For any kind decent remote desktop access you need good performance, specifically low latency. X11 just isn't there.
Headless server is headless server - you can't have anything in such case there with X11 either. If you want to forward X11, you need X server, which means it's already not headless.
Instead of X server you can have any Wayland compositor (Wayland server) and whatever part that provides streaming (FreeRDP or what not).
So I don't see how X11 is any better - it's just worse due to having abysmal performance. X11 was never designed for real world remote desktop usage - it just happens to have network transparency. So it's X11 that's a kludge for such scenario if anything.
To me this reads a bit confused, but perhaps I'm misreading it? In X11 terminology the server is sitting in front of you (the one that draws to the screen), so no, you don't need need the remote host to be running X11 server.
You do need the program that draws to the screen, but I think it's fair to say the remote host is headless if it doesn't have a GPU nor a program to interface with the GPU at all. All the remote host needs is code to interact with such a server over TCP or Unix domain sockets. And that code is tiny, even small computers without memory for frame buffer can do it.
> So I don't see how X11 is any better - it's just worse due to having abysmal performance. X11 was never designed for real world remote desktop usage - it just happens to have network transparency. So it's X11 that's a kludge for such scenario if anything.
I think X11 was actually pretty great at the time it was created, i.e. clients can create ids and use them in their requests (no round-trip to the server) and server can contain large client bitmaps that the client can operate on, but sometimes poor client coding can kill the performance over the network. As worst offender I once noticed VirtualBox did a looooot of synchronous property requests during its startup instead of doing them in concurrently, stretching the startup time from seconds to minute or more. (Whether it truly needed those properties in the first place is another question.)
Sending the complete interaction as a video stream? That's what I'd call a hack—though X11 should be modernized in various aspects, for example to support more advanced encodings for media, controlled by the client.
In some sense the web is the direction where I would have liked to see X11 going: still controlled by the client, but some light server-side code could be used to render and interact with the widgets. This way clicks would react immediately, but you would still be interacting with the actual service running on the remote host, not just a local program.
(Another reason why I consider X11 better is the separation of the server and the compositor.)
You can use software rendering for Wayland cases too.

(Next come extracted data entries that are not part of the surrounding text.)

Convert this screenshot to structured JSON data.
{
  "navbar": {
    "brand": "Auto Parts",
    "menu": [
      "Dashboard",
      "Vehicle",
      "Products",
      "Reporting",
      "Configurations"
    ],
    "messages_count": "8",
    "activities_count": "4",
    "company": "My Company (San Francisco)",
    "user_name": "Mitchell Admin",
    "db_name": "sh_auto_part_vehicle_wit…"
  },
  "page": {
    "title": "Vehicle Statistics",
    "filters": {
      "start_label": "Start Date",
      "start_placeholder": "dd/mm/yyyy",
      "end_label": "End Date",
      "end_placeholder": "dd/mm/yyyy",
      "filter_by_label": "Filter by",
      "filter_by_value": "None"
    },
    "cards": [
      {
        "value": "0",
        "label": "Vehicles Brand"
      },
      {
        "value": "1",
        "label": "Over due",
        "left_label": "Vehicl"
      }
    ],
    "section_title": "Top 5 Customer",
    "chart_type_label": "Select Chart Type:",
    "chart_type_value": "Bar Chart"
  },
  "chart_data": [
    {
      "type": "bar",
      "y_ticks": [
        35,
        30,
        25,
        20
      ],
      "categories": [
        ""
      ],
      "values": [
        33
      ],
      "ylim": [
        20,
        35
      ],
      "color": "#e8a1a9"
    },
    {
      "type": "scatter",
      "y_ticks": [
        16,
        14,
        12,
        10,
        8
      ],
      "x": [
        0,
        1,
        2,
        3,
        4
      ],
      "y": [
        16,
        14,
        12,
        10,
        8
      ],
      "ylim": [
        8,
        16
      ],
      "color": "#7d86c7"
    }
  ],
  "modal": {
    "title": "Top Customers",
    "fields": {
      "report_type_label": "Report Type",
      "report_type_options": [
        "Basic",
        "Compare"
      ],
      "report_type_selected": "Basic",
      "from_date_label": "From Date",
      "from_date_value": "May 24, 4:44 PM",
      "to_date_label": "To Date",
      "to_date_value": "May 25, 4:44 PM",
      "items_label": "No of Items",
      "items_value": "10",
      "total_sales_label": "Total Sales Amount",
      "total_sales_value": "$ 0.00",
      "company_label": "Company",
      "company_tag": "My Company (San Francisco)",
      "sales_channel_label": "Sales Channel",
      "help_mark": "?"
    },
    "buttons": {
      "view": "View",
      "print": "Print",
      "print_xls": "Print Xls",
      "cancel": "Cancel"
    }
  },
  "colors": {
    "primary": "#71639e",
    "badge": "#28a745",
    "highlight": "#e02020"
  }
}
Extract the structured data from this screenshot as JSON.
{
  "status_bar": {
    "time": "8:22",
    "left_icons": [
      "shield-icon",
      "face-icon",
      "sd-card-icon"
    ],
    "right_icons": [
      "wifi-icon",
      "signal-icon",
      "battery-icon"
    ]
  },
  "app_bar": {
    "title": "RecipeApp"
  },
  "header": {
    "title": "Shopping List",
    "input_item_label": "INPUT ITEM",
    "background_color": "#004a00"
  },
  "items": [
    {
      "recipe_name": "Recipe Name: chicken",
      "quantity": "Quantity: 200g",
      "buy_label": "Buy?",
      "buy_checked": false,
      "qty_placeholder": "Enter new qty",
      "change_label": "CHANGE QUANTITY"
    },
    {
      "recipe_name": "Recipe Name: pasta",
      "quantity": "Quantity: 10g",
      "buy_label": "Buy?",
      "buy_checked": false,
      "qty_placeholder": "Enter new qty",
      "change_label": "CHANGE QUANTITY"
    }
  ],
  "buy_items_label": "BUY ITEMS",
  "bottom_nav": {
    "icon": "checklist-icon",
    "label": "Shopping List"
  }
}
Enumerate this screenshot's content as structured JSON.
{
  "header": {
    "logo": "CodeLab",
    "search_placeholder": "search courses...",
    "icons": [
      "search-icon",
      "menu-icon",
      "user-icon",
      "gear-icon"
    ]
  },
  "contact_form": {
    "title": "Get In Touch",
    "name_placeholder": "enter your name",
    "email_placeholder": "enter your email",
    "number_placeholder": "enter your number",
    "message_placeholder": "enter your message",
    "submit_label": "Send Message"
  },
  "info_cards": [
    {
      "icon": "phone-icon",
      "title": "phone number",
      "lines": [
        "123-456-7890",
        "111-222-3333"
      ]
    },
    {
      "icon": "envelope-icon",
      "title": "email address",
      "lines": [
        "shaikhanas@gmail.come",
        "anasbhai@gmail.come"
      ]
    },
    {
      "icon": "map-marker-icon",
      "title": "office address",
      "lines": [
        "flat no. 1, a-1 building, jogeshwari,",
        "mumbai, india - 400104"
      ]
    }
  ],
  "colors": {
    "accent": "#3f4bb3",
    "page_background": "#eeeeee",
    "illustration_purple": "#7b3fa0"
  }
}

There are even OpenGL / Vulkan software implementations.
> All the remote host needs is code to interact with such a server over TCP or Unix domain sockets. And that code is tiny, even small computers without memory for frame buffer can do it
I don't really see much value in such use case. Thin client (the reverse) makes more sense (i.e. where your side is a weak computer and remote server is something more powerful).
But either way, running a compositor even with software rendering should be doable even on low end hardware.
> Sending the complete interaction as a video stream? That's what I'd call a hack
Why not? Video by the mere nature or modern codecs is already very optimized on focusing only on changes to the encoded image, so it's the best option. You render things were they run, then send the video.
It works even for such intense (changes wise) cases as gaming and actual video media. Surely it works for GUIs too.